2006/02/21, 03:11 PM
Hi!
I just joined up with the ft community and hope to be successful in my lifestyle changes. My roomie and I are quitting smoking and starting a workout plan together as a way to motivate eachother when we can't quite get the motivation ourselves.
My question is about weights. I filled out all of my information. For example...my first day has the Machine Incline Presses for chest.
4 sets of reps progressing 20, 15, 12, 10. Now, it's been awhile since I've worked out. I assume I'd need to find the weight that I can lift about 21 of for the first set. However, for the second set...do I keep the same weight or try to find the weight that I can lift about 16 of?
Hope that makes sense. I'm excited about a healthier me.
Hope that makes sense.
|
|
|
2006/02/21, 03:23 PM
Oh...I had one other question. Sorry!
Background info..I'm 26, male, 5'8", 170 lbs.

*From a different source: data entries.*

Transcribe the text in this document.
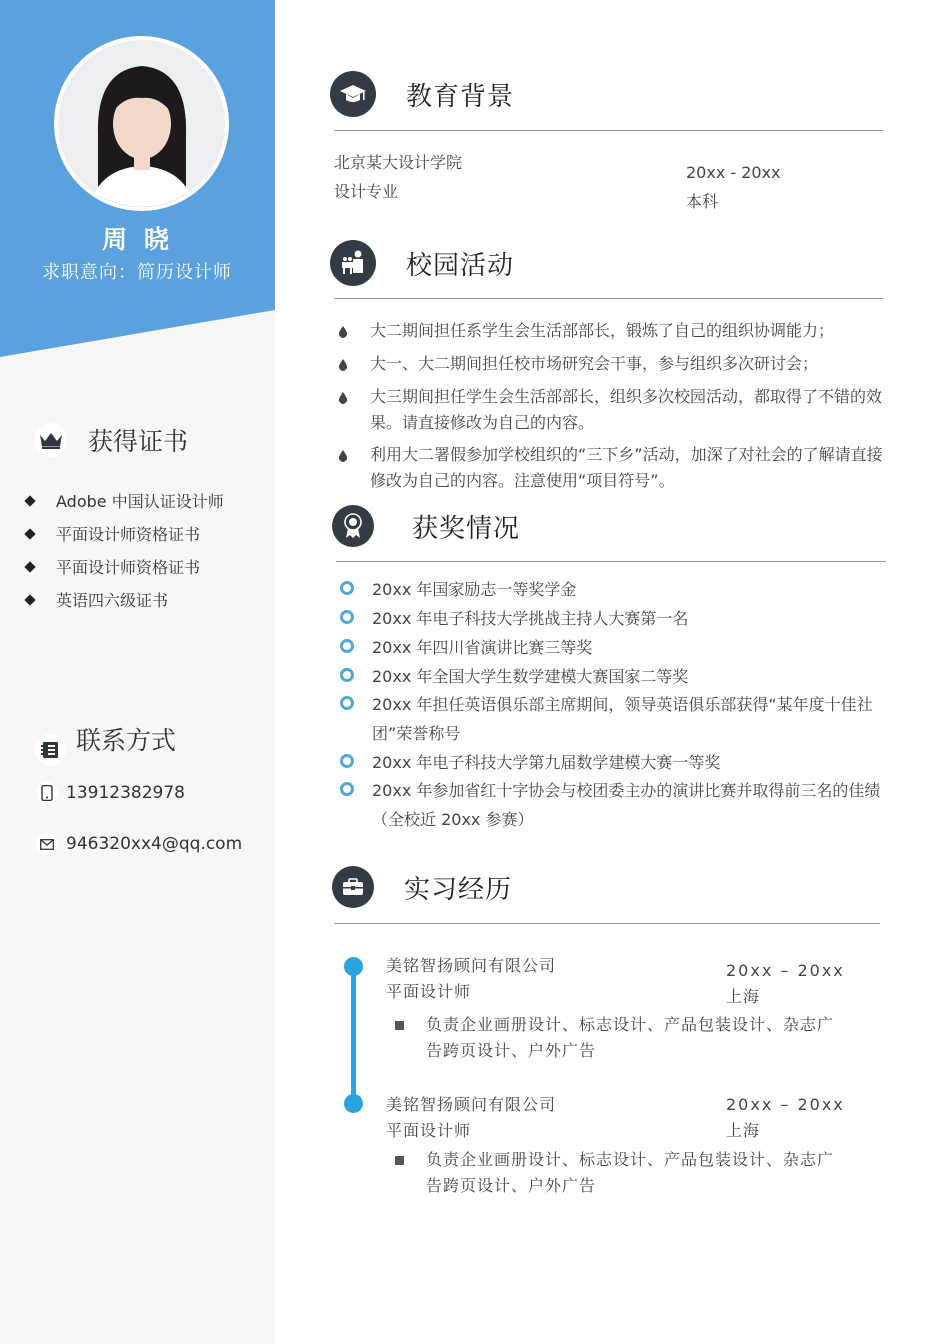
周 晓
求职意向：简历设计师
获得证书
Adobe 中国认证设计师
平面设计师资格证书
平面设计师资格证书
英语四六级证书
联系方式
13912382978
946320xx4@qq.com
教育背景
北京某大设计学院
设计专业
20xx - 20xx
本科
校园活动
大二期间担任系学生会生活部部长，锻炼了自己的组织协调能力；
大一、大二期间担任校市场研究会干事，参与组织多次研讨会；
大三期间担任学生会生活部部长，组织多次校园活动，都取得了不错的效果。请直接修改为自己的内容。
利用大二署假参加学校组织的“三下乡”活动，加深了对社会的了解请直接修改为自己的内容。注意使用“项目符号”。
获奖情况
20xx 年国家励志一等奖学金
20xx 年电子科技大学挑战主持人大赛第一名
20xx 年四川省演讲比赛三等奖
20xx 年全国大学生数学建模大赛国家二等奖
20xx 年担任英语俱乐部主席期间，领导英语俱乐部获得“某年度十佳社团”荣誉称号
20xx 年电子科技大学第九届数学建模大赛一等奖
20xx 年参加省红十字协会与校团委主办的演讲比赛并取得前三名的佳绩（全校近 20xx 参赛）
实习经历
美铭智扬顾问有限公司
平面设计师
20xx – 20xx
上海
负责企业画册设计、标志设计、产品包装设计、杂志广告跨页设计、户外广告
美铭智扬顾问有限公司
平面设计师
20xx – 20xx
上海
负责企业画册设计、标志设计、产品包装设计、杂志广告跨页设计、户外广告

With class and work, my best workout days would be Tue, Thu, Sat. Would I need to do cardio on Wed, Fri or would Fri, Sunday work? Typically, how long should a cardio workout be?
|
2006/02/21, 03:28 PM
Guy, typically you should be warming up with your first set. Add weight each set. you should be able to complete the reps untill the last set. You should fail to complete the reps on the last set. Fail as in not be able to complete the rep without cheating or maintaining. I add 5-lbs per set on single arm and 10 on double arm sets. Once I can complete all the sets and reps I up my starting weight on the first set by 5 or 10 lbs. Hope this helps
-------------- "Do the right Things" and "Do Things Right". You will succeed.
|
2006/02/21, 03:31 PM
Fail as in not be able to complete the rep without cheating or maintaining.
should have read
Fail as in not be able to complete the rep without cheating or maintaining good form.
-------------- "Do the right Things" and "Do Things Right". You will succeed.